Minimum value?

Assume WLOG that both $x$ and $y$ are positive ( It doesn't matter since in all of the below equations $x^2, y^2, |x|, |y|$ all change the sign to positive. This implies we want to minimize $x-y$ .

Now, this implies $log_4(x+2y)+log_4(x-2y) = log_4((x+2y)(x-2y)) = log_4(x^2-4y^2) = 1$

Therefore, $x^2-4y^2=4^1 = 4$

Transposition gives us $x^2 = 4y^2+4$ , $x = \sqrt{4y^2+4}$ . But, by the Cauchy-Schwarz Inequality,

$(\frac{1}{2}^2+\frac{\sqrt{3}}{4}^2)((2y)^2+(2)^2 )= (4y^2+4) \geq (y+\sqrt{3})^2$ .

Therefore $x = \sqrt{4y^2+4} \geq \sqrt{(y+ \sqrt{3})^2} = y+ \sqrt{3}$

So, $x \geq y+\sqrt{3}$ , or $x-y \geq \sqrt{3}$ . So, our minimum is $\sqrt{3}$ . Our required answer is then $\lceil \sqrt{3} \rceil = \boxed{2}$ ,

Since $1<3<4$ and taking square roots of both sides gives us $1 < \sqrt{3} <2$ .

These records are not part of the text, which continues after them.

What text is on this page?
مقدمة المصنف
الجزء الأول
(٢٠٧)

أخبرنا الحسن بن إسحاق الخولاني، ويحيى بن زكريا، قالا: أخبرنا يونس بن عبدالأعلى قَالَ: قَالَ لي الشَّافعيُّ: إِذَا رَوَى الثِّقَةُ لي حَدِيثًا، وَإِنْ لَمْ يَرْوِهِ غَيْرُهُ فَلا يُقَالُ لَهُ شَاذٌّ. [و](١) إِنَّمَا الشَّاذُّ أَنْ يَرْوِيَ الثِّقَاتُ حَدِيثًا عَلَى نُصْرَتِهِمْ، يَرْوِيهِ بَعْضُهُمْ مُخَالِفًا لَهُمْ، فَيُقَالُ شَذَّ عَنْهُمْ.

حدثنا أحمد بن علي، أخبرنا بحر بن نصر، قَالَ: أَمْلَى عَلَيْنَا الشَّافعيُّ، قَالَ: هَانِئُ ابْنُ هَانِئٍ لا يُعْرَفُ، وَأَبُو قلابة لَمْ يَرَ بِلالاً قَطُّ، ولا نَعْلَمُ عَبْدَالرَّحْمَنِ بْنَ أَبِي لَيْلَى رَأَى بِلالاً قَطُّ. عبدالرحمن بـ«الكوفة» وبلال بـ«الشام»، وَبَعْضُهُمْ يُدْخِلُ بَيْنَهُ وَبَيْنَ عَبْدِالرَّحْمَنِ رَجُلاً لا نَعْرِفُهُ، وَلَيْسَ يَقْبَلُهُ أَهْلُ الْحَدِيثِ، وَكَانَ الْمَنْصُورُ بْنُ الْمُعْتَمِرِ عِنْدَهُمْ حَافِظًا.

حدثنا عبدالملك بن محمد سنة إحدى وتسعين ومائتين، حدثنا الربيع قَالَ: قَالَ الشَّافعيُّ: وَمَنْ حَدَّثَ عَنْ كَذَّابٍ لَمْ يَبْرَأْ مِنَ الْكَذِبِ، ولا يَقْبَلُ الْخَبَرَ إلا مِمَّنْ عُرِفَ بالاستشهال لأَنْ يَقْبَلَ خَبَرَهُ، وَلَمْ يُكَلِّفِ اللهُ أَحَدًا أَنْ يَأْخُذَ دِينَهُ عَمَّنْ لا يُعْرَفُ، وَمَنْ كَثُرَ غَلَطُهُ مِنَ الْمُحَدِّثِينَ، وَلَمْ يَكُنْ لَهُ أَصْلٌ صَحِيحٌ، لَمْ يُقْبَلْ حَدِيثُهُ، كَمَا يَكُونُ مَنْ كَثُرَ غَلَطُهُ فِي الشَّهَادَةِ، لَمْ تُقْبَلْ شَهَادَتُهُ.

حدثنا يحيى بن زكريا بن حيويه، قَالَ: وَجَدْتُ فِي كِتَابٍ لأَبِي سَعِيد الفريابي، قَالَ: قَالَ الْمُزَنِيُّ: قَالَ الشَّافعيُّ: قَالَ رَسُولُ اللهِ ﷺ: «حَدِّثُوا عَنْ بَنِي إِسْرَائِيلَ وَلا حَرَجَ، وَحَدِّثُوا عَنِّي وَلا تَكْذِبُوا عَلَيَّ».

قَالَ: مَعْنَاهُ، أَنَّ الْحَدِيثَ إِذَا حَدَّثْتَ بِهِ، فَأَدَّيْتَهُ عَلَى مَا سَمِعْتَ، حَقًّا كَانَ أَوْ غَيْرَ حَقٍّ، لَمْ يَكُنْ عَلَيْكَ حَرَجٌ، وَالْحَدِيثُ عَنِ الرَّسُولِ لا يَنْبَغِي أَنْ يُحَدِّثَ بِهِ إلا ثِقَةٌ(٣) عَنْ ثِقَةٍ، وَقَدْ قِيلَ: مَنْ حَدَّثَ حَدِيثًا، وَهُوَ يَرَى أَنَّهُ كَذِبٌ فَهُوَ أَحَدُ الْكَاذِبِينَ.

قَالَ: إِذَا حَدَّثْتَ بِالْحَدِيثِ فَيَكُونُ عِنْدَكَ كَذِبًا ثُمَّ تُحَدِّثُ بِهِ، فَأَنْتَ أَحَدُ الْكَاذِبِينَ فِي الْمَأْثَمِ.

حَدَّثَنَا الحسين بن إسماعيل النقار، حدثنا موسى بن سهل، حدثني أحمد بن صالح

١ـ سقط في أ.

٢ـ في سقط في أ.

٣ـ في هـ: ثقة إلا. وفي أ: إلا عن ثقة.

I'm going to take a calculus approach with LaGrange Multipliers. Let $f(x,y) = |x| - |y|$ and $g(x,y) = x^2 - 4y^2 = 4$ . Taking $grad(f) = \lambda \cdot grad(g)$ yields:

$\frac{x}{|x|} = \lambda (2x);$

$-\frac{y}{|y|} = \lambda (-8y);$

or $|x| = 4|y|.$ Substituting this value into $g(x,y)$ produces $16y^2 - 4y^2 = 4 \Rightarrow y^2 = \frac{1}{3} \Rightarrow |y| = \frac{1}{\sqrt{3}}.$ So we have the critical ordered-pair $(x,y) = (\frac{4}{\sqrt{3}}, \frac{1}{\sqrt{3}}),$ which $f(\frac{4}{\sqrt{3}},\frac{1}{\sqrt{3}}) = \sqrt{3}$ and the ceiling of which equals 2.